Et Charles avait repris l’énumération de toutes les nouvelletés de ce monde bien attrayant : les fusées, la station spatiale…
- Des gens sur la Lune, bâ alôre !
Campé à quelque distance, le serveur s’amusait de notre émerveillement. Charles en profita pour replacer sa vanne sur les Martiens. Le serveur rigola.
- J’essaie de les civiliser, mais c’est bien dur.
- Comme je vous comprends. Bon courage.
- Je me demande si je ne vais pas les envoyer à Belair, mais pas pour voir le prince.
Et Charles et le serveur se boyautèrent à nouveau. Ils se foutaient de notre fiole pour pas un rond. Encore une fois nous étions les dâbos de la farce.
- Vous avez choisi ?
- Quoi ?
- Ce que vous voulez manger. Vous êtes venus ici pour manger, non ? Et moi, je suis là pour vous apporter vos plats. Alors ?

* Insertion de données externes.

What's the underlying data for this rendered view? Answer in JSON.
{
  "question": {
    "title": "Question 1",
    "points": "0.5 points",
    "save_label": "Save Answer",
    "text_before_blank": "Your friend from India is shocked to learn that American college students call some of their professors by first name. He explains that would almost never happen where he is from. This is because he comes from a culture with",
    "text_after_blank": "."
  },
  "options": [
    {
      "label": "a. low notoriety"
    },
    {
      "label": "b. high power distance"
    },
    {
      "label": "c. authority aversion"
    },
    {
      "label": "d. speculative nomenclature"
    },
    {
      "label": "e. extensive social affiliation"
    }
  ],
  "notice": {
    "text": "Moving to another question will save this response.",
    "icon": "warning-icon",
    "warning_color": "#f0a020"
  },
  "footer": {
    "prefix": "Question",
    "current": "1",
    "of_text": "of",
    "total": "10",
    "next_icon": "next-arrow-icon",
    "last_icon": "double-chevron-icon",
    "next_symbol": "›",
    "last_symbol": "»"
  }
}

- Un steak-frites (nous exclamâmes en cœur).
- Vous aurez une entrecôte, c’est pareil, mais bien meilleure.
- Et d’la mayonnaise ! (m’écriai-je).
- La sauce Roquefort, c’est bien meilleure. Tu verras.
- J’aime bien la mayonnaise…
Elle était bien bonne celle-là, il nous demandait ce que nous voulions manger, et après, c’était lui qui décidait. Je finis par me ranger à son avis, plutôt à l’avis général puisque ma sœur et Charles avaient choisi Roquefort.
- Et pour la cuisson : bleu, saignant, à point ?
- Sais pas… (s’interrogea ma sœur) La môman quand elle fait les steaks, c’est trop cuit. Mais le papâ, lui, le steak i saigne quand il le coupe. J’veux comme ça. Et tant pire pour les vers, nème le Dabo ?
C’est que notre maman, elle disait toujours : avec la viande saignante, t’vâs attraper des vers au frountze. Notre papa s’en fichait, lui il mangeait saignant et même, parfois, il se faisait un steak haché tout cru avec un œuf aussi cru. Nous, nous n’y avions pas droit.